The significance of this finding was not lost on Pasteur. Here was induced immunity from a mortal disease—not happened upon fortuitously in the cowshed like Jenner’s, but experimentally produced in the laboratory! If chicken lives could be spared through inoculation of laboratory-attenuated microbes, it did not require much imagination on Pasteur’s part for him to suppose his method may have potential for saving human lives as well. As a nod to Jenner, Pasteur referred to his method of chicken-cholera immunization as a “vaccine.”

Pasteur’s new vaccine soon attracted naysayers on several fronts: those who fought against all science based upon the germ theory; the anti-vaccinists (who had already honed their rhetoric against the Jennerian vaccine); and those scientific rivals who would have invented the chicken-cholera vaccine themselves if their own methodology had been more sound. Pasteur was in the midst of preparing his findings for the Académie Nationale de Médecine when his arguments with his rivals in that body became so heated that he received an invitation to duel from the aging surgeon Jules Guérin. (The sixty-year-old, hemiplegic Pasteur was delicately extricated from the challenge by friends in the Académie.)

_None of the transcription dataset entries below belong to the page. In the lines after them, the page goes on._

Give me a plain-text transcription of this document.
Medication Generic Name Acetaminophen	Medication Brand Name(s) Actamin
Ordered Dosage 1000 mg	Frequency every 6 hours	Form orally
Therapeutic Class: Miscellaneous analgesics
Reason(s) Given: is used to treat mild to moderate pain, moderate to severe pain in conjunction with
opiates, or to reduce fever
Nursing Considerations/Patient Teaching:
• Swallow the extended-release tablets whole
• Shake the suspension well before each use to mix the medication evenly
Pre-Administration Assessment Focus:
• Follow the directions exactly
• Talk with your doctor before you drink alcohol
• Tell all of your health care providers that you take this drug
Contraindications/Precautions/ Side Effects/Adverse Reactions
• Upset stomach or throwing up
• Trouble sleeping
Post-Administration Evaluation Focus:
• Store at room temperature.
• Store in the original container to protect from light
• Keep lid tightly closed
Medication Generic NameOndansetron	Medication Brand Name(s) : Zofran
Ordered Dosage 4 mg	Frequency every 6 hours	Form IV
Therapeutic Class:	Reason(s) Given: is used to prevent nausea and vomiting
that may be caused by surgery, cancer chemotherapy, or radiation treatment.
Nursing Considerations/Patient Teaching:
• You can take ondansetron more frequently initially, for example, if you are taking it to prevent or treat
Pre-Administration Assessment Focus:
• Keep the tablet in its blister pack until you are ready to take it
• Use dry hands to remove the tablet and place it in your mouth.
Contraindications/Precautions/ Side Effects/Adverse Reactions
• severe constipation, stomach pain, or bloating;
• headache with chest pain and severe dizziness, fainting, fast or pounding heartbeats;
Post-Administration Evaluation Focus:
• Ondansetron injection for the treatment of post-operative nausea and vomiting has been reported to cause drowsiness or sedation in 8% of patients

To test the broader utility of his method, Pasteur turned his attention to a second veterinary disease, one with greater economic importance for French and European agriculture: anthrax. While capable, in rare instances, of dealing a farmer or veterinarian a grisly death, anthrax was most feared across rural Europe for its ability to depopulate a prosperous farm, leaving behind an indefinitely contaminated field. Spurred on by Robert Koch’s pioneering paper, Pasteur set out to attenuate the isolated anthrax bacillus in a similar manner as he had done with chicken cholera. He was soon successful: after achieving partial success with heat deactivation, the Pasteur team ultimately found that temperamental anthrax was best attenuated chemically, with carbolic
acid treatment.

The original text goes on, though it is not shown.